The lower courts ruled that not only was Stutzman liable as a business operator, but her personal assets and property also were at risk.
Stutzman had referred the customer, Rob Ingersoll, to several other florists who would provide him with quality products and services.
“Does anyone really believe that a government that gives itself the power to force people to believe (and not believe) things and can order artists to create state-sanctioned messages will only use that power to bend one small-town florist to its will – and then leave everyone else alone?” she wrote in a recent commentary in Spokane’s Spokesman-Review newspaper.
“What our state Supreme Court will decide is whether the government has the power to separate my creativity from my soul – by compelling me to create artistic expressions that celebrate something that goes against my conscience.
“To enforce that separation, they’ll have to violate my constitutional rights to free expression and free exercise of religion.

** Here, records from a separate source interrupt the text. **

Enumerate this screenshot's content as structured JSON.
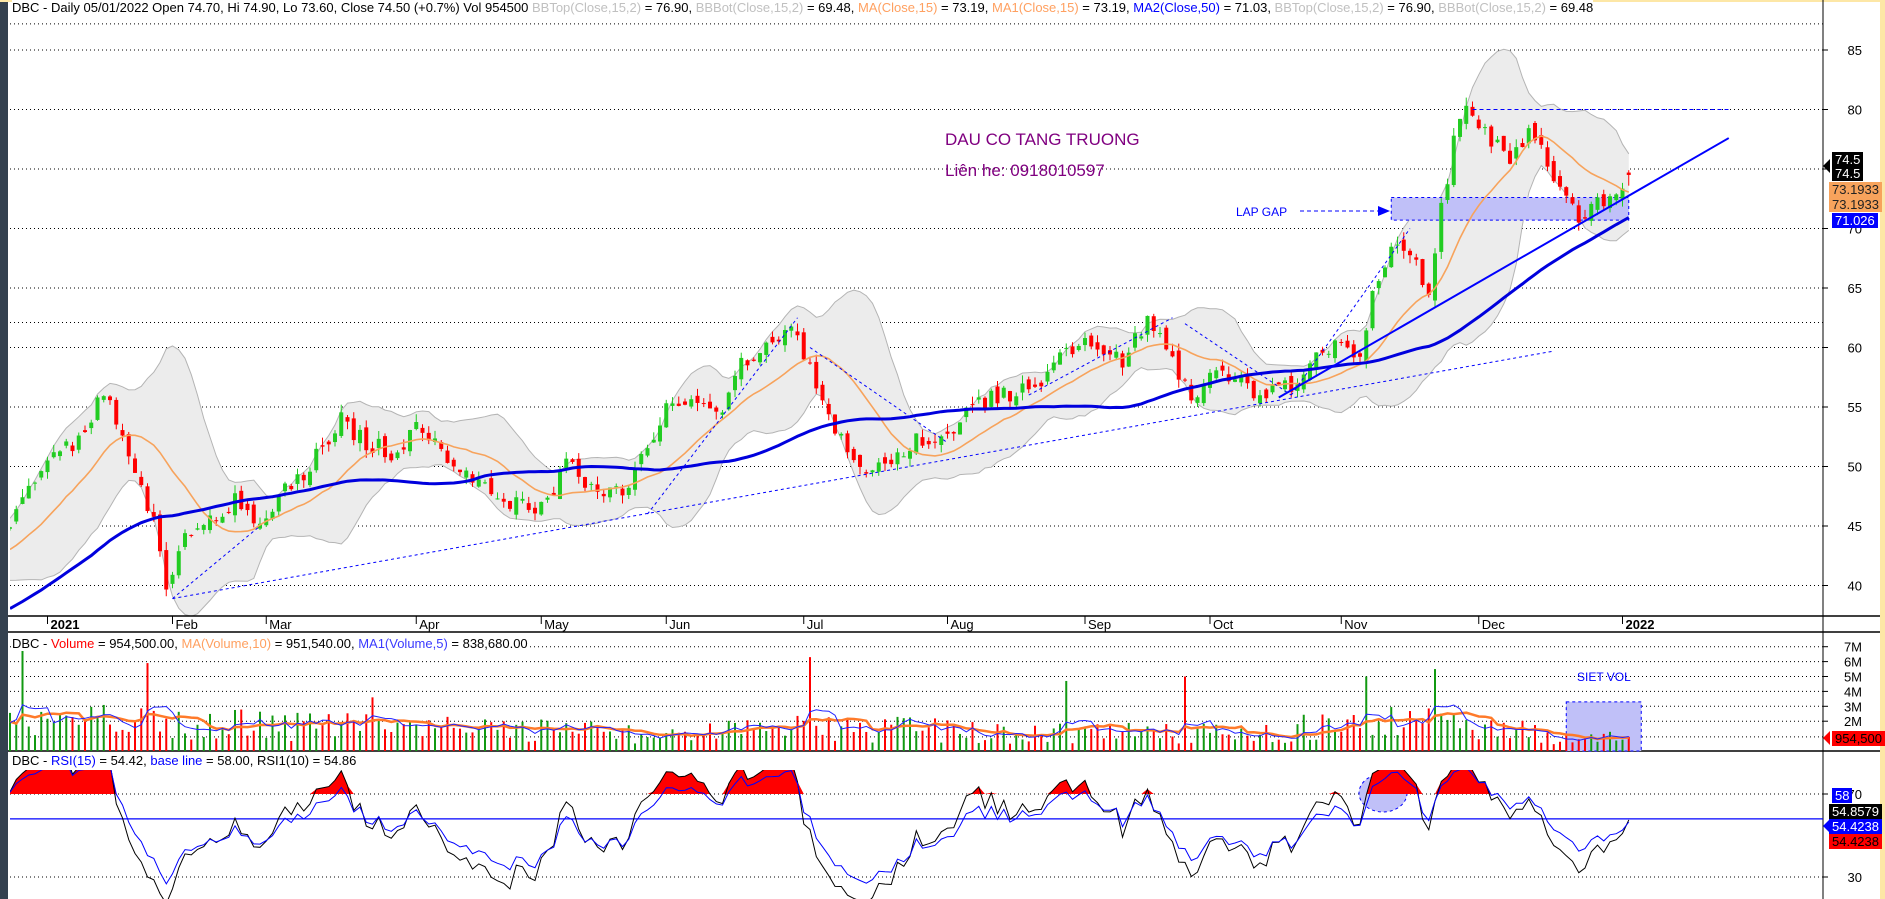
{
  "price_header": {
    "prefix": "DBC - Daily 05/01/2022 Open 74.70, Hi 74.90, Lo 73.60, Close 74.50 (+0.7%) Vol 954500 ",
    "bbtop1_label": "BBTop(Close,15,2)",
    "bbtop1_value": " = 76.90, ",
    "bbbot1_label": "BBBot(Close,15,2)",
    "bbbot1_value": " = 69.48, ",
    "ma_label": "MA(Close,15)",
    "ma_value": " = 73.19, ",
    "ma1_label": "MA1(Close,15)",
    "ma1_value": " = 73.19, ",
    "ma2_label": "MA2(Close,50)",
    "ma2_value": " = 71.03, ",
    "bbtop2_label": "BBTop(Close,15,2)",
    "bbtop2_value": " = 76.90, ",
    "bbbot2_label": "BBBot(Close,15,2)",
    "bbbot2_value": " = 69.48"
  },
  "volume_header": {
    "prefix": "DBC - ",
    "vol_label": "Volume",
    "vol_value": " = 954,500.00, ",
    "ma_label": "MA(Volume,10)",
    "ma_value": " = 951,540.00, ",
    "ma1_label": "MA1(Volume,5)",
    "ma1_value": " = 838,680.00"
  },
  "rsi_header": {
    "prefix": "DBC - ",
    "rsi_label": "RSI(15)",
    "rsi_value": " = 54.42, ",
    "base_label": "base line",
    "base_value": " = 58.00, ",
    "rsi1_label": "RSI1(10)",
    "rsi1_value": " = 54.86"
  },
  "annotations": {
    "title": "DAU CO TANG TRUONG",
    "contact": "Liên he: 0918010597",
    "gap_label": "LAP GAP",
    "vol_label": "SIET VOL"
  },
  "price_tags": {
    "close_a": "74.5",
    "close_b": "74.5",
    "ma_a": "73.1933",
    "ma_b": "73.1933",
    "ma2": "71.026"
  },
  "volume_tag": "954,500",
  "rsi_tags": {
    "base": "58",
    "rsi1": "54.8579",
    "rsi_a": "54.4238",
    "rsi_b": "54.4238"
  },
  "colors": {
    "up": "#22cc22",
    "down": "#ff0000",
    "ma15": "#f7a35c",
    "ma50": "#0000dd",
    "bb_fill": "#ececec",
    "bb_line": "#b4b4b4",
    "vol_ma10": "#ff7a2a",
    "vol_ma5": "#2020ff",
    "annotation": "#800080",
    "drawing": "#0000ff"
  },
  "chart_data": {
    "type": "candlestick",
    "symbol": "DBC",
    "period": "Daily",
    "bars": 260,
    "last_bar": {
      "open": 74.7,
      "high": 74.9,
      "low": 73.6,
      "close": 74.5,
      "volume": 954500
    },
    "close_anchors": [
      [
        -60,
        30
      ],
      [
        -30,
        36
      ],
      [
        -10,
        42
      ],
      [
        0,
        45
      ],
      [
        3,
        48
      ],
      [
        6,
        50
      ],
      [
        10,
        52
      ],
      [
        15,
        56
      ],
      [
        18,
        53
      ],
      [
        21,
        48
      ],
      [
        23,
        46
      ],
      [
        25,
        39
      ],
      [
        28,
        44
      ],
      [
        32,
        46
      ],
      [
        36,
        47
      ],
      [
        40,
        45
      ],
      [
        44,
        48
      ],
      [
        48,
        50
      ],
      [
        53,
        54
      ],
      [
        57,
        52
      ],
      [
        62,
        51
      ],
      [
        65,
        53
      ],
      [
        71,
        50.5
      ],
      [
        80,
        47
      ],
      [
        85,
        46.5
      ],
      [
        89,
        50
      ],
      [
        95,
        48
      ],
      [
        98,
        48
      ],
      [
        103,
        52
      ],
      [
        106,
        56
      ],
      [
        114,
        55
      ],
      [
        117,
        59
      ],
      [
        122,
        60
      ],
      [
        125,
        62.5
      ],
      [
        129,
        57
      ],
      [
        133,
        52
      ],
      [
        137,
        50
      ],
      [
        141,
        50
      ],
      [
        145,
        52
      ],
      [
        150,
        52
      ],
      [
        154,
        55
      ],
      [
        158,
        56
      ],
      [
        163,
        56.5
      ],
      [
        170,
        60
      ],
      [
        173,
        60
      ],
      [
        178,
        59
      ],
      [
        182,
        62
      ],
      [
        186,
        59
      ],
      [
        189,
        56
      ],
      [
        193,
        58
      ],
      [
        197,
        57
      ],
      [
        200,
        56
      ],
      [
        204,
        56.5
      ],
      [
        209,
        59
      ],
      [
        212,
        60
      ],
      [
        216,
        59
      ],
      [
        218,
        65
      ],
      [
        222,
        69
      ],
      [
        225,
        68
      ],
      [
        227,
        64
      ],
      [
        229,
        72
      ],
      [
        231,
        77
      ],
      [
        233,
        80
      ],
      [
        237,
        77
      ],
      [
        240,
        76
      ],
      [
        243,
        78
      ],
      [
        246,
        76
      ],
      [
        249,
        72
      ],
      [
        251,
        71
      ],
      [
        254,
        72
      ],
      [
        259,
        74.5
      ]
    ],
    "volume_anchors_M": [
      [
        0,
        2.3
      ],
      [
        30,
        2.0
      ],
      [
        60,
        1.8
      ],
      [
        100,
        1.4
      ],
      [
        130,
        1.7
      ],
      [
        160,
        1.4
      ],
      [
        200,
        1.3
      ],
      [
        215,
        2.2
      ],
      [
        235,
        2.0
      ],
      [
        245,
        1.3
      ],
      [
        259,
        0.9
      ]
    ],
    "volume_spikes_M": [
      [
        2,
        7.0
      ],
      [
        22,
        5.9
      ],
      [
        58,
        3.6
      ],
      [
        128,
        6.3
      ],
      [
        169,
        4.7
      ],
      [
        188,
        5.0
      ],
      [
        217,
        5.0
      ],
      [
        228,
        5.5
      ]
    ],
    "y_ticks": [
      85,
      80,
      75,
      70,
      65,
      60,
      55,
      50,
      45,
      40
    ],
    "extra_levels": [
      87.2,
      62.1
    ],
    "x_ticks": [
      {
        "bar": 6,
        "label": "2021",
        "bold": true
      },
      {
        "bar": 26,
        "label": "Feb"
      },
      {
        "bar": 41,
        "label": "Mar"
      },
      {
        "bar": 65,
        "label": "Apr"
      },
      {
        "bar": 85,
        "label": "May"
      },
      {
        "bar": 105,
        "label": "Jun"
      },
      {
        "bar": 127,
        "label": "Jul"
      },
      {
        "bar": 150,
        "label": "Aug"
      },
      {
        "bar": 172,
        "label": "Sep"
      },
      {
        "bar": 192,
        "label": "Oct"
      },
      {
        "bar": 213,
        "label": "Nov"
      },
      {
        "bar": 235,
        "label": "Dec"
      },
      {
        "bar": 258,
        "label": "2022",
        "bold": true
      }
    ],
    "volume_ticks": [
      {
        "v": 7,
        "label": "7M"
      },
      {
        "v": 6,
        "label": "6M"
      },
      {
        "v": 5,
        "label": "5M"
      },
      {
        "v": 4,
        "label": "4M"
      },
      {
        "v": 3,
        "label": "3M"
      },
      {
        "v": 2,
        "label": "2M"
      }
    ],
    "rsi_ticks": [
      {
        "v": 70,
        "label": "70"
      },
      {
        "v": 30,
        "label": "30"
      }
    ],
    "rsi_base": 58,
    "indicators": [
      "BB(15,2)",
      "MA(Close,15)",
      "MA2(Close,50)",
      "MA(Volume,10)",
      "MA1(Volume,5)",
      "RSI(15)",
      "RSI1(10)"
    ],
    "trendlines": {
      "support_dotted": [
        [
          26,
          38.9
        ],
        [
          247,
          59.7
        ]
      ],
      "support_solid": [
        [
          203,
          55.8
        ],
        [
          275,
          77.6
        ]
      ],
      "resistance_dashed": [
        [
          234,
          80
        ],
        [
          275,
          80
        ]
      ],
      "zigzag_dashed": [
        [
          [
            26,
            38.9
          ],
          [
            40,
            45
          ]
        ],
        [
          [
            102,
            46
          ],
          [
            126,
            62.5
          ]
        ],
        [
          [
            128,
            60
          ],
          [
            150,
            52
          ]
        ],
        [
          [
            163,
            56
          ],
          [
            186,
            62.5
          ]
        ],
        [
          [
            188,
            62
          ],
          [
            205,
            56
          ]
        ],
        [
          [
            205,
            56
          ],
          [
            224,
            70
          ]
        ]
      ]
    },
    "gap_zone": {
      "from_bar": 221,
      "to_bar": 259,
      "low": 70.7,
      "high": 72.6
    },
    "vol_zone": {
      "from_bar": 249,
      "to_bar": 261,
      "low": 0,
      "high": 3.3
    }
  }
}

Doing that imposes an unrealistic expectation on what customers can expect from creative professionals … and, in this case, what a friend can ask of a friend,” she said.
“Rob Ingersoll and I have been friends since very nearly the first time he walked into my shop. I always thought that must be because Rob ‘gets it’ – what it means to be a particular kind of artist, working to create beautiful messages through flowers and the talents God has given me. All those years, he always asked for me, when he could easily have gone somewhere else for his arrangements. There was never an issue with his being gay (nor has there been with any of my other customers or employees). He just enjoyed my arrangements, and I loved creating them for him.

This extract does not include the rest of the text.